For any new project, it has to feel right or possess a modicum of passion. I need a strong and determined mindset to spend up to sixteen hours a day in my home studio working on something. I went through many taglines and ideas like how Education is powerful and will change the world or How the beautiful about learning is how it cannot be taken away from you before setting on how I'm a real world teacher in a new world classroom.

If you want more on the real world idea, go look at Robson, Real World Research (page 12/box 1.1) which talks aboutsolving problems rather than just gaining knowledge or being in the field rather than the laboratory. What's for sure, how the real world is complex, poorly controlled and a messy situation.
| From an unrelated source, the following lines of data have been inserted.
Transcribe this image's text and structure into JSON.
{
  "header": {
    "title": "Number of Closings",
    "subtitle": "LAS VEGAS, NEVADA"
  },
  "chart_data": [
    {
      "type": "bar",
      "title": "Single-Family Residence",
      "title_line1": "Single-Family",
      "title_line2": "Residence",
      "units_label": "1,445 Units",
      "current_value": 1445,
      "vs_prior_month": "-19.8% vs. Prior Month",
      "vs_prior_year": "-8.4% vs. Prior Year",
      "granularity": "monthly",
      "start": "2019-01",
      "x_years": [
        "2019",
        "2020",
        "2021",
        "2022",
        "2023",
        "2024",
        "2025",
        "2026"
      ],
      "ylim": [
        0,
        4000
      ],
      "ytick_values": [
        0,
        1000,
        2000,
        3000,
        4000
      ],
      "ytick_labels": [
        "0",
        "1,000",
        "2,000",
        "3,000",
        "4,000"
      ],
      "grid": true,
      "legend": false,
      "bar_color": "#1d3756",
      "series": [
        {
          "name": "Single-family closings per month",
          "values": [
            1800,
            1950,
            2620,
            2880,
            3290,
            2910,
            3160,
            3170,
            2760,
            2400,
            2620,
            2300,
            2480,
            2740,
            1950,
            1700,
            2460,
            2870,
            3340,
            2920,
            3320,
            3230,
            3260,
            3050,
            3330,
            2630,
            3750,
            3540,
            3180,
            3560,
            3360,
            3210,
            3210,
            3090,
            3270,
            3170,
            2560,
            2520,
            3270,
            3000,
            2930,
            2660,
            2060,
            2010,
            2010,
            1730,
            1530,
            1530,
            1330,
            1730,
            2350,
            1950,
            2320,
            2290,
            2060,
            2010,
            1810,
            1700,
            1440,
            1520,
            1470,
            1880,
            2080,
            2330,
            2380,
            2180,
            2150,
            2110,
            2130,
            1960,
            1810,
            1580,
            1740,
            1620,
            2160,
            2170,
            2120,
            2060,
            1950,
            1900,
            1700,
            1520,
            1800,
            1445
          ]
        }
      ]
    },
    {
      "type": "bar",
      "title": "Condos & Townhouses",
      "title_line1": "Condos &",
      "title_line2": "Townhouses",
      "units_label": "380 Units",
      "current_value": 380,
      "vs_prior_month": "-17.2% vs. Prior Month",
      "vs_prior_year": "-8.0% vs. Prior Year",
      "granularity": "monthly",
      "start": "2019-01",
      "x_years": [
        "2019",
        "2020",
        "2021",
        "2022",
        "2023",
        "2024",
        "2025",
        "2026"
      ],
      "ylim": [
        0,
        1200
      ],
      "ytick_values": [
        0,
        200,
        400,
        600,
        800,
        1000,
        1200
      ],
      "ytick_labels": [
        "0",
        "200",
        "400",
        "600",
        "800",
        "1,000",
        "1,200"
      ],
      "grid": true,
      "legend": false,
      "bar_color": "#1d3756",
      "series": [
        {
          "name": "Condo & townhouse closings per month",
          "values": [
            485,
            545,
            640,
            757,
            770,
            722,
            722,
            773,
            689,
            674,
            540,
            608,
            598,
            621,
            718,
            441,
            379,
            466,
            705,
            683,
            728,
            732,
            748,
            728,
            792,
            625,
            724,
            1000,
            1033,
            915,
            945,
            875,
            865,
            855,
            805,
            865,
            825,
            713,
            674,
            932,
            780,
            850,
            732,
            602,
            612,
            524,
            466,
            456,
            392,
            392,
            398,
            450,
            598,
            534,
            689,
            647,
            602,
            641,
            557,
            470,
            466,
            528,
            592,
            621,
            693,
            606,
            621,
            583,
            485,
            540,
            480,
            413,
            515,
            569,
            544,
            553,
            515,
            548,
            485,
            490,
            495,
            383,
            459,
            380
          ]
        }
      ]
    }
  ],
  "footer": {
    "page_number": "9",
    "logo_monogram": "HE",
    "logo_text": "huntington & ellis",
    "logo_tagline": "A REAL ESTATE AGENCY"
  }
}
It wasn't until I watched the movie Tumbledown, where the writer/producer spent eight years on the story (from idea to screening) did I get my final idea. Desi Van Til summed it by saying, It's like a love letter to my old hometown (video)And in my case, a gift to all the children I have ever taught.

In the next post I will go into detail on what every element of the Laptop show is about and how it will work. It's also my belief we stare at these screens all day long doing the same tasks day in day out, yet in reality have no real awareness of the potential of the machine. A little like living in a beautiful town, yet driving the same roads and eating in the same cafes, yet not bothering to look at the place with fresh eyes.